Es ist aber gerade nicht die Verbitterung ausgemusterter mittelalter Säcke, sondern ein bedächtig-heiterer Skeptizismus, der auch die Helden der Element-of-Crime-Lieder so behutsam herausrücken lässt mit ihrem Zorn und ihrer Traurigkeit und ihrem Glück: Sie halten nichts von großspurigen Lebensplänen und schon gar nichts vom Hadern mit den Schicksalsgöttern. Dafür kennen sie das Glück des Stillstands, das im deutschen Wohlstandselend zu finden ist.

„Wo die alten Leute immer / schimpfend an der Ecke stehen / werd ich mich dazugesellen“, singt Regener einmal; aber ihm geht’s nicht ums Mitzetern, sondern eher um amüsierte Anteilnahme, während man zusammen eine Zigarette raucht.

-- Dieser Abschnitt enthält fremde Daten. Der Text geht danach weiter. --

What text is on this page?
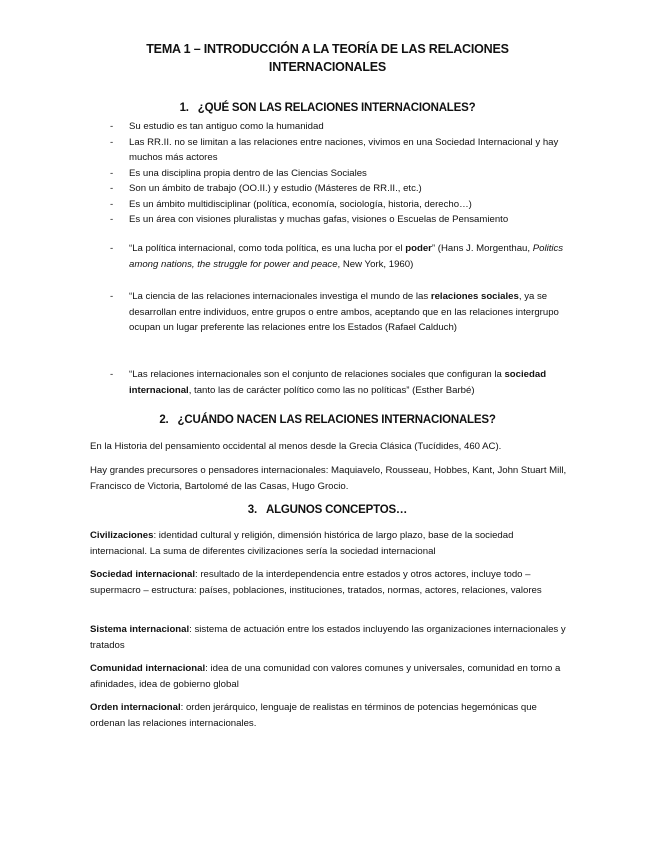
TEMA 1 – INTRODUCCIÓN A LA TEORÍA DE LAS RELACIONES
INTERNACIONALES
1. ¿QUÉ SON LAS RELACIONES INTERNACIONALES?
- Su estudio es tan antiguo como la humanidad
- Las RR.II. no se limitan a las relaciones entre naciones, vivimos en una Sociedad Internacional y hay muchos más actores
- Es una disciplina propia dentro de las Ciencias Sociales
- Son un ámbito de trabajo (OO.II.) y estudio (Másteres de RR.II., etc.)
- Es un ámbito multidisciplinar (política, economía, sociología, historia, derecho…)
- Es un área con visiones pluralistas y muchas gafas, visiones o Escuelas de Pensamiento
- “La política internacional, como toda política, es una lucha por el poder” (Hans J. Morgenthau, Politics among nations, the struggle for power and peace, New York, 1960)
- “La ciencia de las relaciones internacionales investiga el mundo de las relaciones sociales, ya se desarrollan entre individuos, entre grupos o entre ambos, aceptando que en las relaciones intergrupo ocupan un lugar preferente las relaciones entre los Estados (Rafael Calduch)
- “Las relaciones internacionales son el conjunto de relaciones sociales que configuran la sociedad internacional, tanto las de carácter político como las no políticas” (Esther Barbé)
2. ¿CUÁNDO NACEN LAS RELACIONES INTERNACIONALES?

En la Historia del pensamiento occidental al menos desde la Grecia Clásica (Tucídides, 460 AC).

Hay grandes precursores o pensadores internacionales: Maquiavelo, Rousseau, Hobbes, Kant, John Stuart Mill, Francisco de Victoria, Bartolomé de las Casas, Hugo Grocio.

3. ALGUNOS CONCEPTOS…

Civilizaciones: identidad cultural y religión, dimensión histórica de largo plazo, base de la sociedad internacional. La suma de diferentes civilizaciones sería la sociedad internacional

Sociedad internacional: resultado de la interdependencia entre estados y otros actores, incluye todo – supermacro – estructura: países, poblaciones, instituciones, tratados, normas, actores, relaciones, valores

Sistema internacional: sistema de actuación entre los estados incluyendo las organizaciones internacionales y tratados

Comunidad internacional: idea de una comunidad con valores comunes y universales, comunidad en torno a afinidades, idea de gobierno global

Orden internacional: orden jerárquico, lenguaje de realistas en términos de potencias hegemónicas que ordenan las relaciones internacionales.
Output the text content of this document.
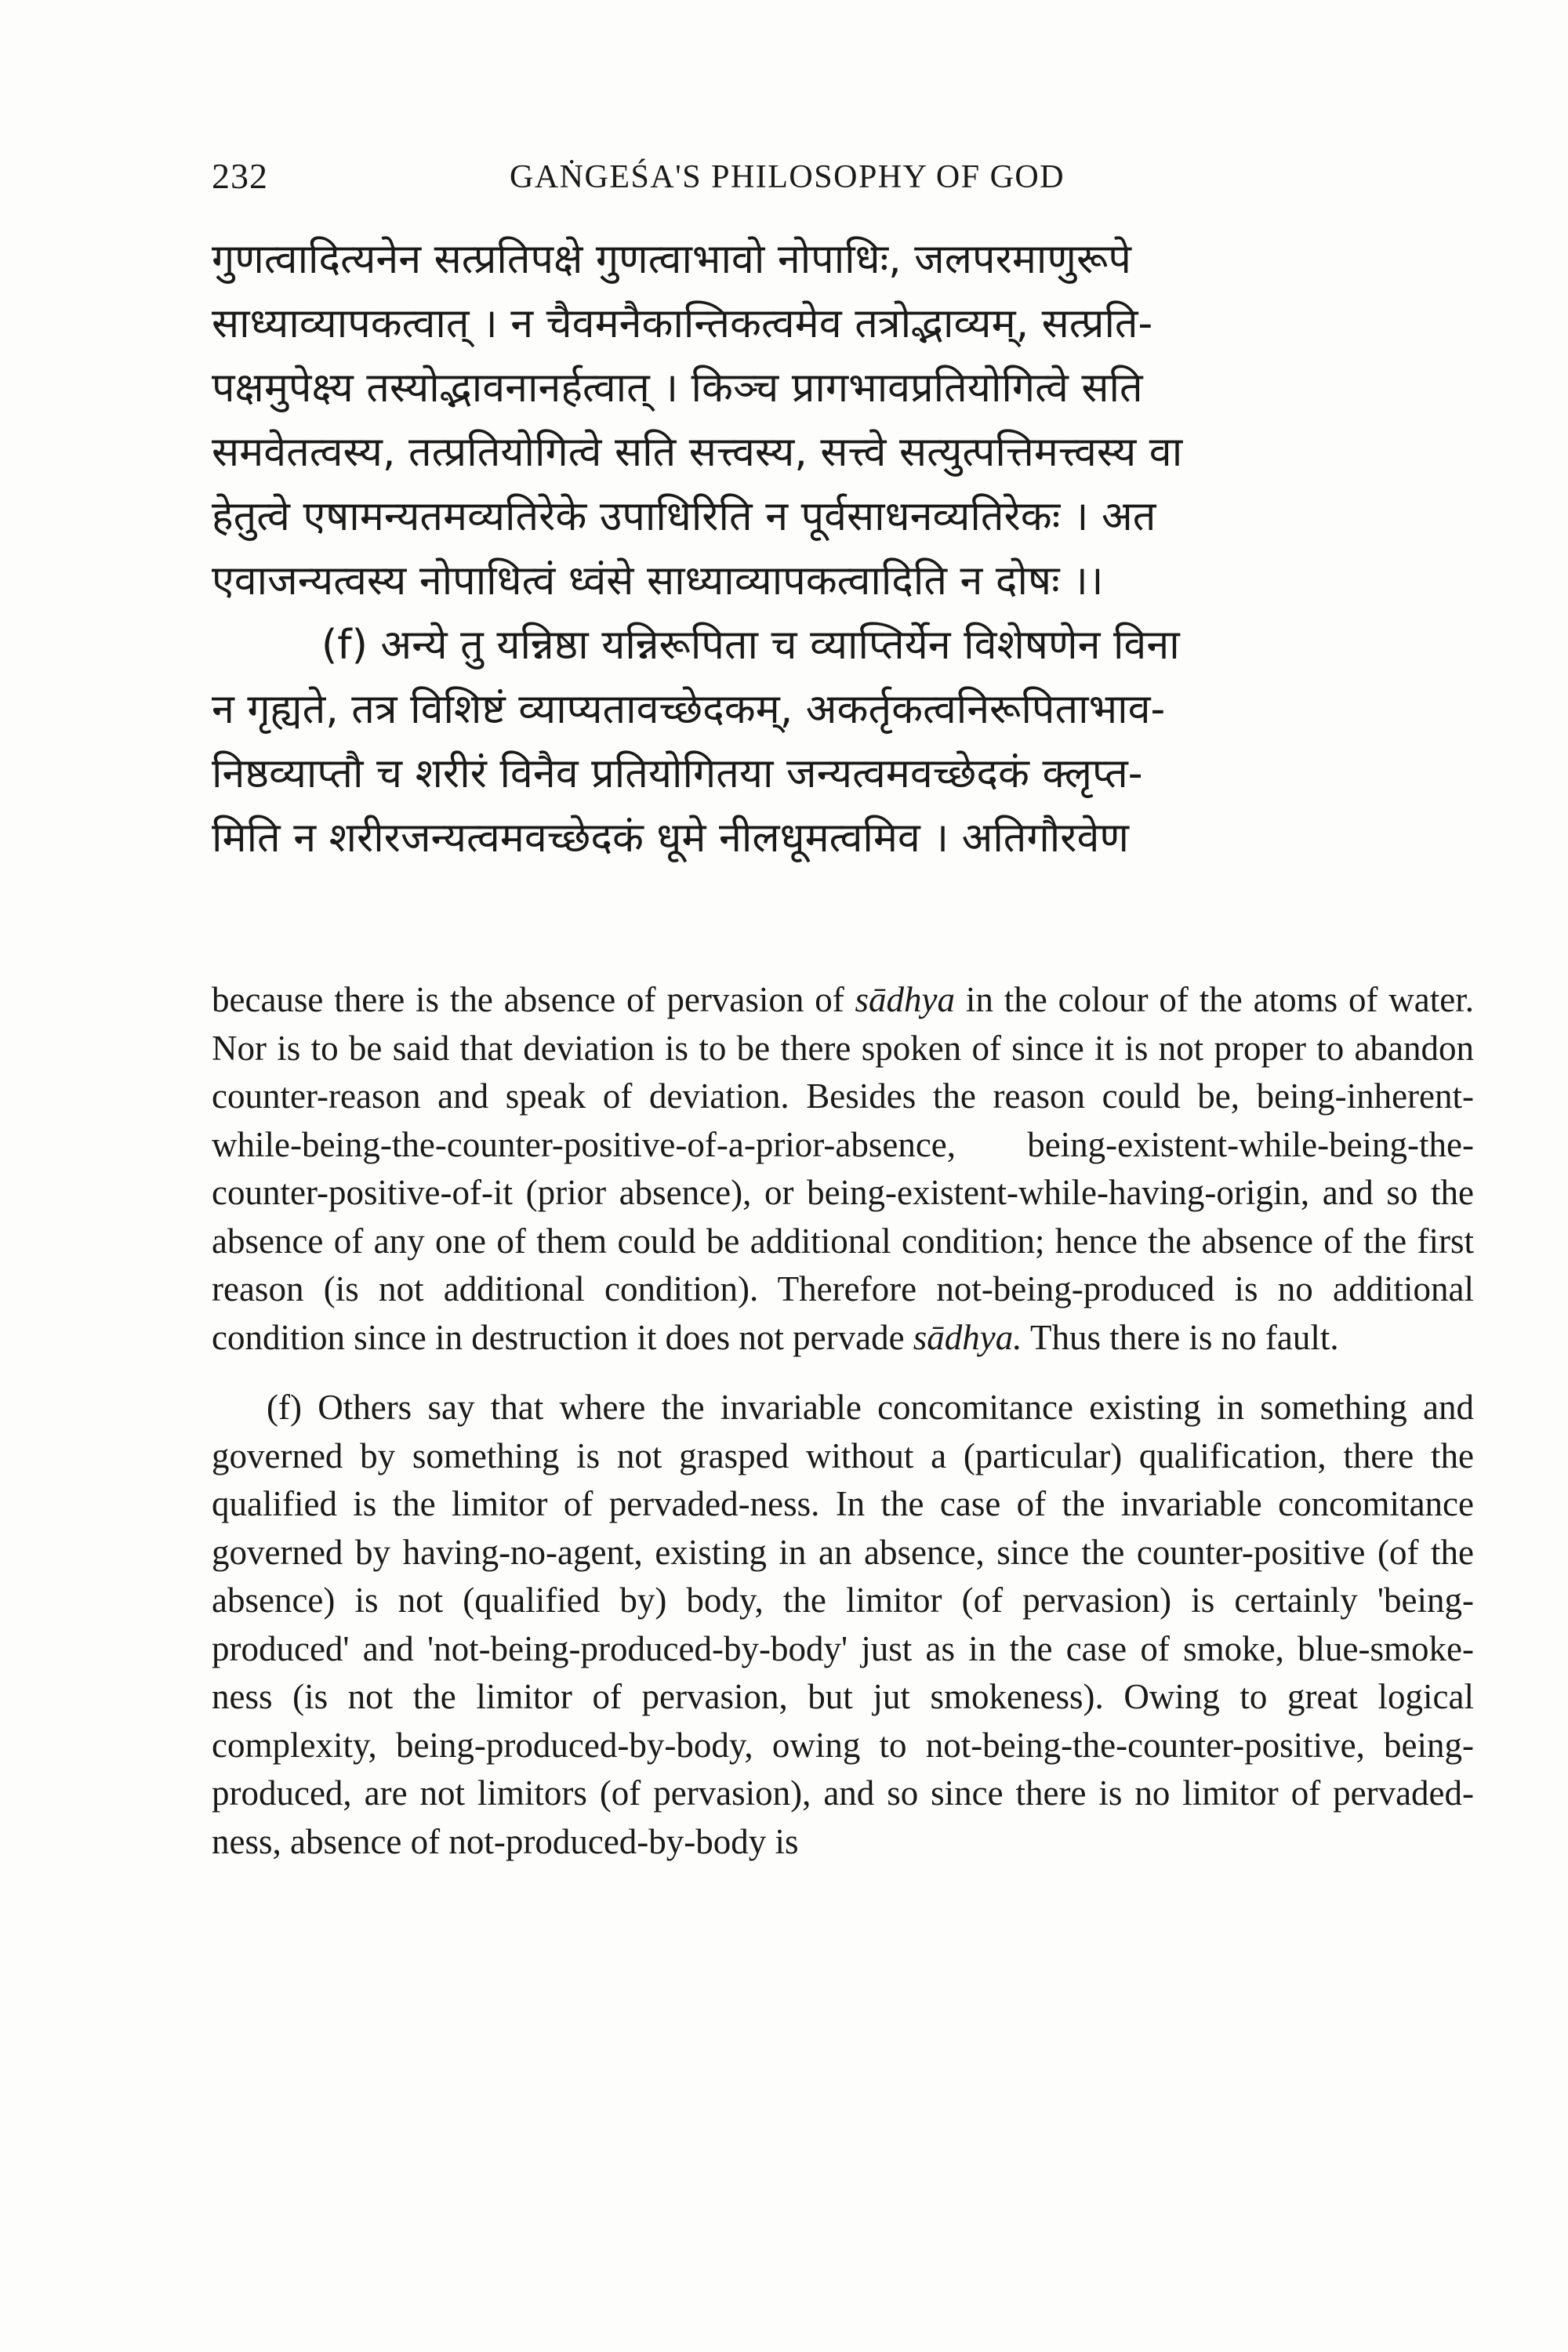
232	GAṄGEŚA'S PHILOSOPHY OF GOD
गुणत्वादित्यनेन सत्प्रतिपक्षे गुणत्वाभावो नोपाधिः, जलपरमाणुरूपे
साध्याव्यापकत्वात् । न चैवमनैकान्तिकत्वमेव तत्रोद्भाव्यम्, सत्प्रति-
पक्षमुपेक्ष्य तस्योद्भावनानर्हत्वात् । किञ्च प्रागभावप्रतियोगित्वे सति
समवेतत्वस्य, तत्प्रतियोगित्वे सति सत्त्वस्य, सत्त्वे सत्युत्पत्तिमत्त्वस्य वा
हेतुत्वे एषामन्यतमव्यतिरेके उपाधिरिति न पूर्वसाधनव्यतिरेकः । अत
एवाजन्यत्वस्य नोपाधित्वं ध्वंसे साध्याव्यापकत्वादिति न दोषः ।।
(f) अन्ये तु यन्निष्ठा यन्निरूपिता च व्याप्तिर्येन विशेषणेन विना
न गृह्यते, तत्र विशिष्टं व्याप्यतावच्छेदकम्, अकर्तृकत्वनिरूपिताभाव-
निष्ठव्याप्तौ च शरीरं विनैव प्रतियोगितया जन्यत्वमवच्छेदकं क्लृप्त-
मिति न शरीरजन्यत्वमवच्छेदकं धूमे नीलधूमत्वमिव । अतिगौरवेण

because there is the absence of pervasion of sādhya in the colour of the atoms of water. Nor is to be said that deviation is to be there spoken of since it is not proper to abandon counter-reason and speak of deviation. Besides the reason could be, being-inherent-while-being-the-counter-positive-of-a-prior-absence, being-existent-while-being-the-counter-positive-of-it (prior absence), or being-existent-while-having-origin, and so the absence of any one of them could be additional condition; hence the absence of the first reason (is not additional condition). Therefore not-being-produced is no additional condition since in destruction it does not pervade sādhya. Thus there is no fault.

(f) Others say that where the invariable concomitance existing in something and governed by something is not grasped without a (particular) qualification, there the qualified is the limitor of pervaded-ness. In the case of the invariable concomitance governed by having-no-agent, existing in an absence, since the counter-positive (of the absence) is not (qualified by) body, the limitor (of pervasion) is certainly 'being-produced' and 'not-being-produced-by-body' just as in the case of smoke, blue-smoke-ness (is not the limitor of pervasion, but jut smokeness). Owing to great logical complexity, being-produced-by-body, owing to not-being-the-counter-positive, being-produced, are not limitors (of pervasion), and so since there is no limitor of pervaded-ness, absence of not-produced-by-body is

Überhaupt das Älterwerden: „Feige“ findet es Regener, selbst Vater einer Tochter, wenn pseudojunge Eltern ihre Kinder wie ihresgleichen behandelten und die Erziehung verweigerten. „Wir waren nie drauf angewiesen, jung zu sein“, sagt er. „Von Anfang an war klar, dass man unsere Musik auch zehn Jahre später noch machen kann, wenn der süße Vogel Jugend ausgeflogen ist.“

Die zehn Songs des neuen Element-of Crime-Albums hören sich an wie nett gealterte Geschwister großartiger Element-of-Crime-Lieder, die in den neunziger Jahren auf CDs wie „Damals hinterm Mond“ oder „Weißes Papier“ erschienen. „Wer verlangt denn Entwicklung in der Rockmusik?“, fragt Regener und könnte sich gleich ereifern über den Irrglauben der Kulturindustrie, ein Künstler müsse stetig an sich arbeiten oder sich gar neu erfinden. „Wenn wir plötzlich klingen wollten wie Rammstein oder Roland Kaiser – das wäre eine Entwicklung, aber wozu? Wir haben neue Lieder aufgenommen. Die sind anders genug.“

DPA
Im Lied wie im Film: Kneipendunst und Zigarettenqualm („Herr Lehmann“-Darsteller Christian Ulmen und Detlev Buck)
Zu hören ist da zum Beispiel, wie’s ist, wenn eine schöne frische Kneipenbekanntschaft die vorletzte U-Bahn davonfahren lässt („Ein Vollidiot bin ich gern“), während „der letzte Sportsfreund“ nach Hause schleicht. Beschworen wird die Stunde, in der alle Gläser ausgetrunken und alle Sünden vergessen sind: „Frag mich nicht, woher ich komme / sag, du freust dich, mich zu sehen“, heißt es im Titelstück des Albums. Derart viel Kneipendunst und Zigarettenqualm ziehen durch diese Lieder, dass einen beim Zuhören der Drang überkommt, die eigenen Kleider (und den von so viel Melancholie-Schwummer betörten Verstand) hinterher eine Weile an die frische Luft zu hängen.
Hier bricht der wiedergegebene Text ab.